The ongoing pandemic and the tight labor market—which is driving employees to leave their jobs in droves—is dramatically influencing the benefits market. While the onset of COVID-19 had several organizations step up their efforts to help employees—with COVID-19 medical leave, childcare benefits, mental health help and more—employees’ benefits expectations and appreciation continue to grow more than 18 months into the pandemic. Now, employees are demanding more options from their employers, which is driving organizations to continue to make changes to their benefits packages.

The LIMRA and EY survey finds three-quarters of employers (76%) believe their employees will expect a wider variety of benefits options in the future. The research also finds that employees have a greater appreciation for their insurance benefits: One-third of all employees—and nearly half of millennials—say their insurance benefits are more valuable to them since COVID-19. Paid medical leave (48%), life insurance (44%) and long-term disability insurance (36%) were among the top benefits employees said they were extremely or very interested in having their employer offer.
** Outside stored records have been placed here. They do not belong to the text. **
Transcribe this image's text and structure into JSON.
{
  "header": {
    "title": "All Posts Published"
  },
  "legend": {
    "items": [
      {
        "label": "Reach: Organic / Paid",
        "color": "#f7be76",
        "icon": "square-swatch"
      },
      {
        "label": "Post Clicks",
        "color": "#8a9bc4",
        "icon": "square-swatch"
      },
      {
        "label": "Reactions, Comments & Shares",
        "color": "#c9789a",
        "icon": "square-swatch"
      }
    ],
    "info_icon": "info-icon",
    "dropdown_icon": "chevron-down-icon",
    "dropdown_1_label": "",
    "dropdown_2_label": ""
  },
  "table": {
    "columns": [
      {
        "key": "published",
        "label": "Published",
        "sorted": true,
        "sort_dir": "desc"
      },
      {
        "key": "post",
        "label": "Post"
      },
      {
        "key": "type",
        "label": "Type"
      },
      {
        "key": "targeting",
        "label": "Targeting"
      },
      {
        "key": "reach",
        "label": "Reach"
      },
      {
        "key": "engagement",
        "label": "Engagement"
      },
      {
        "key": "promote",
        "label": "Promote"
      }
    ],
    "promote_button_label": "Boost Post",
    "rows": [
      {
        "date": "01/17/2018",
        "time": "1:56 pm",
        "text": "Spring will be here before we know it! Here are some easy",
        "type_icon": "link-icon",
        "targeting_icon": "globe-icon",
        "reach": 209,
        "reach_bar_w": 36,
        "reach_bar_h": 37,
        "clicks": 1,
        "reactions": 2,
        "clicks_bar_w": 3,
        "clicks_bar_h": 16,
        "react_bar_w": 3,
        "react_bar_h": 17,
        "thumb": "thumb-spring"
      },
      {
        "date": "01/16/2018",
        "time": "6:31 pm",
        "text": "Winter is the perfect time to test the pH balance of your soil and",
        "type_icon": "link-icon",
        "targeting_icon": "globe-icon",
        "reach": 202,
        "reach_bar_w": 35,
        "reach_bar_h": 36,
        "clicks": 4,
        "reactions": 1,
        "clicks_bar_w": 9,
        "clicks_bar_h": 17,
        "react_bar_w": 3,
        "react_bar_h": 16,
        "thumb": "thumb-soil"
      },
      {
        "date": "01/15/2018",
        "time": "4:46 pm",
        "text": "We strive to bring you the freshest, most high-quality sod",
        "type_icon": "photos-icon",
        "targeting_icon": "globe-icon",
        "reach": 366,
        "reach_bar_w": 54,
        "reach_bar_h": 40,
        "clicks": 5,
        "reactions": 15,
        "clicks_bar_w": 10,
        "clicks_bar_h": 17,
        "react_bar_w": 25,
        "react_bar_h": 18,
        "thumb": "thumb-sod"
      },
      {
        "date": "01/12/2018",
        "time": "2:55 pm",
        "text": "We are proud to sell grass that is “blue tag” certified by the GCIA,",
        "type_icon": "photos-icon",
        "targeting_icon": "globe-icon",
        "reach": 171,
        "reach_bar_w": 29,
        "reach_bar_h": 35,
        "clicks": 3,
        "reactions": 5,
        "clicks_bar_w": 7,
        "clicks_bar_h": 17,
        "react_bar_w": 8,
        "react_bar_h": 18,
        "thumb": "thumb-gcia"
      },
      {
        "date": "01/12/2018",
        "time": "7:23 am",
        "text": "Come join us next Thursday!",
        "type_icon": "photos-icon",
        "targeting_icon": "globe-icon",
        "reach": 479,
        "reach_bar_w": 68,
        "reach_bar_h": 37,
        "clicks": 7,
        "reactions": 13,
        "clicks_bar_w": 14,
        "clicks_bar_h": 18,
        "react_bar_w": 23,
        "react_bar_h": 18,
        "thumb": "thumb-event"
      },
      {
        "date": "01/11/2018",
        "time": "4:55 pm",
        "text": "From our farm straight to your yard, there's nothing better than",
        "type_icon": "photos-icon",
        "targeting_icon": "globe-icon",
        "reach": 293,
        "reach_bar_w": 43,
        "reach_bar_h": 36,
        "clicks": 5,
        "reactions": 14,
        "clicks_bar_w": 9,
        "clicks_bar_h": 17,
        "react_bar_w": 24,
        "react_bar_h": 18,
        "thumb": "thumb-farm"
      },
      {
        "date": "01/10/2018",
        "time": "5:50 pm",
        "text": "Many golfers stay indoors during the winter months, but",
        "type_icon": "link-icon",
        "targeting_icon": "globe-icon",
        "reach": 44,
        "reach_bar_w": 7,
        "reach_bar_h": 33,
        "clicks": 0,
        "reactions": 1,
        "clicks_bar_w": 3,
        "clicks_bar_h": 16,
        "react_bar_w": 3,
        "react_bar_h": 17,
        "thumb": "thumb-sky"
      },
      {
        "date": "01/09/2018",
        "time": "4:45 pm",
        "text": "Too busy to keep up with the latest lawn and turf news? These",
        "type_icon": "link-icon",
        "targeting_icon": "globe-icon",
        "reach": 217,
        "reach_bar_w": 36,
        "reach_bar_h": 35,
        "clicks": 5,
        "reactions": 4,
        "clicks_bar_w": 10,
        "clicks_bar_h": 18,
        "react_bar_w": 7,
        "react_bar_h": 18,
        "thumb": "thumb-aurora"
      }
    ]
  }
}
This data reiterates that HR leaders will likely need to enhance their benefits offerings to hold on to workers.

“Employers see benefits as a necessary tool to be able to compete in the war for talent,” says Patrick Leary, corporate vice president and head of LIMRA Workplace Benefits Research. “Despite 54% of employers reporting a decrease in revenue in the last year, the vast majority are not planning to cut back on benefits and almost half are considering offering a customized menu of benefits to help attract and retain talent.”